By Junella Zhang, Features & Op-eds Associate Editor

Warning: in-depth talk about death and mentions of suicide.

Death is everywhere. It’s like when you learn a new word and suddenly it pops up on billboards and Reddit forums and casual conversations. It’s in the jokes my history professor makes on Valentine’s Day, the answers to riddles in my first-year learning community icebreaker game, the extra-credit survey for an introductory psychology course with Paul Bloom. Death is in the inhales of an animated lecturer, the murmuring laughter of the raptured audience below, the erratic coughs of a student unwilling to stay home. I can envision their lungs collapsing as they suffer from a perpetual wheeze, their heads shaved and their hands and arms flowering with purple bruises. Their teeth are coming loose. They haven’t eaten in two weeks. And still she smiles; I’m holding her hand, but really she is holding mine.

Toronto is fast-paced and ruthless for a girl hailing from the invisible backwater of Markham. It is a place filled with people of aggressive ambition and corroborated confidence, an environment exclusively curated for those who are capable of saving themselves. I thought it was perfect for me. I was starved for competition and adversity to decorate my otherwise tepid life. My grandfather passed two years ago, but that was my grandmother’s tragedy; my best friend had attempted suicide twice since the

beginning of the pandemic, but that was her story to tell. I had a morbid obsession with experiencing something uniquely distressing so that I would be justified in writing about it.

I got what I asked for.

And ever since, I have been grappling with the psychological consequences, the new philosophies that threaten to reform my first eighteen years of thought. Grief, as an excuse for offensive behaviour? Bereavement, as an equalizer of privilege? Death, as the executioner of purpose? Motherless, a state that I unintentionally manifested through the desire for a more eventful life? If I am left alone long enough in the dark and quiet dorm room, if I am in bed before sunset, if I have convinced myself that no one in the world understands, I can see myself once again in front of a massive, superheated oven with my index on the trigger. A human goes in and a powder comes out.

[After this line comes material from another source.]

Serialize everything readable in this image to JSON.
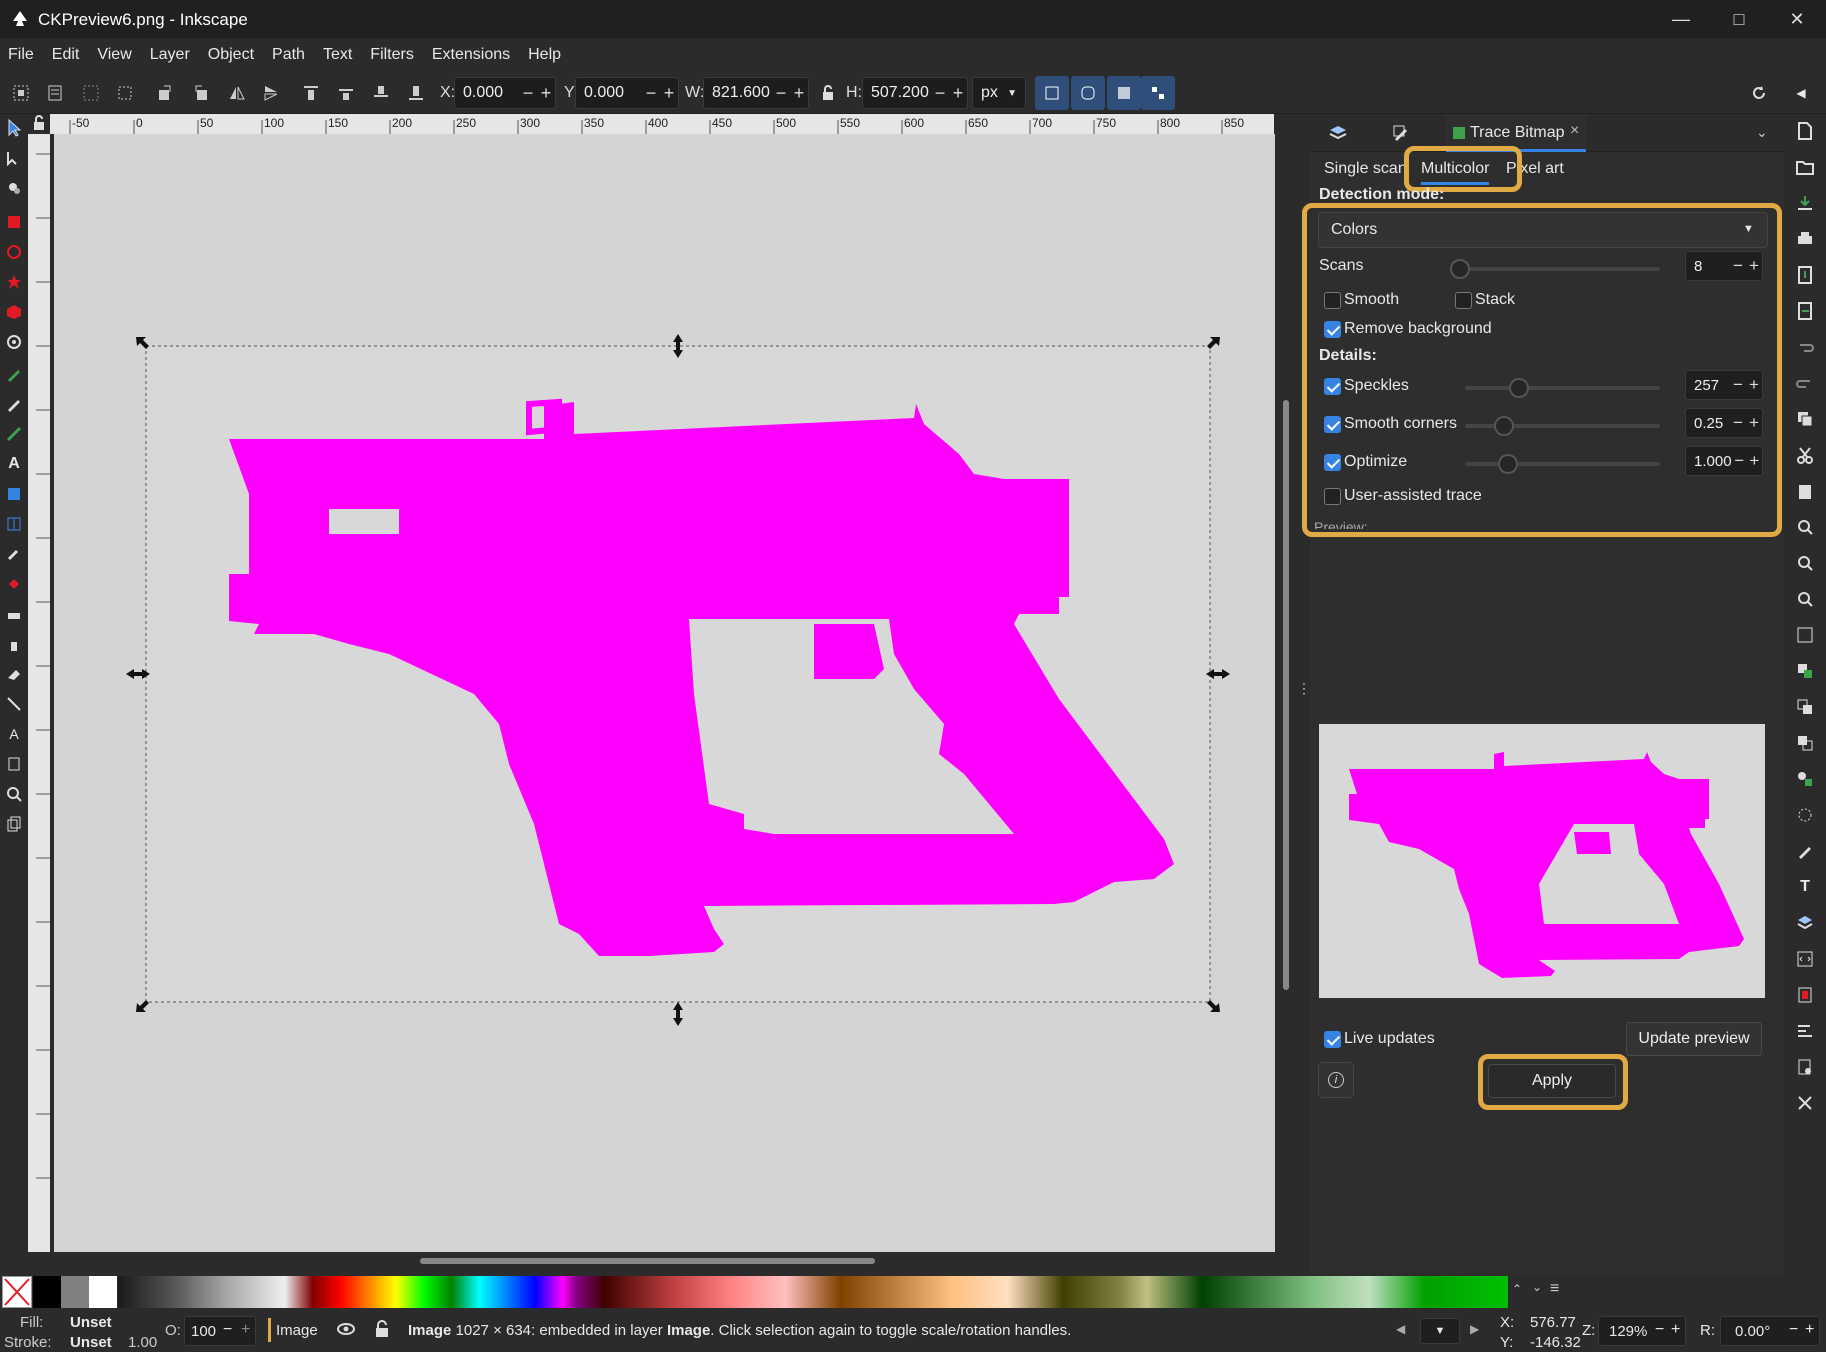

I’ve become clingy and sensitive and inconsolable. Sometimes I talk to no one in particular, just in case she is there to listen. Sometimes I think too much and find such fathomless complexity to every aspect of humankind that it is impossible to represent myself accurately through written word. Sometimes I want to indulge my prejudices and impulses. Sometimes I can’t fall asleep for fear of losing consciousness and never regaining it, like she did. Sometimes I feel so close to understanding death that I can see my own.

In times of uncertainty, I had always fallen back on the act of writing—simply the act of it, because there is a separate joy to writing unrelated to publication and readership and acclaim. Writing was my closest access to euphoria, my gateway into the profound. I prostrated myself as a vessel to the abstract spirit of Art; I worshipped it as a god. I had resolved myself to die not in peace but with a sense of urgency to continue fulfilling my artistic potential, to die with an unwritten story in mind.

Since her diagnosis last June, I have been anticipating something: a breakthrough? a masterpiece? a revolution of my verbal prowess? I had always, guiltily, allocated some of my faith to the trope of the suffering artist, and theoretically, I should now be a better writer. But I am not. With the entirely novel emotions brought about by bereavement heightening and confusing my perceptions of the world, I have realized my limitations. It is difficult to write anything when reality always supersedes fiction so that nothing is really worth saying anymore.

Now my Torontonian dream hangs in precarity. Every morning I look out at my dorm’s panoramic, twentieth-floor view of the Tower, and every morning it leers at me, a testament to human ingenuity and a taunt to my lack thereof. Maybe today is the day I

can start writing again, I think, and I sit in front of my laptop and word-vomit the most inconsequential, glorified interpretation of the world possible—not entirely unlike what I’m doing now. Then I curl up on the chair and sit quietly for a while, contemplating what I would do with myself if I had not only lost the most important person in my life but also the most important skill. All that is left is the irrational will to defy myself and, like many people do, find purpose in the infinitesimally narrow odds that I will eventually make a life out of what I love.

There is no happy ending to this story, no moment of enlightenment that presents itself as the perfect parting comment. But to write is to reopen our wounds so the reader may heal; come September, come 2033, whenever I rediscover my unbridled love of art, I hope I can revisit this and see not death but something beautiful. Death may always be a possibility and eventually a certainty, but so is art.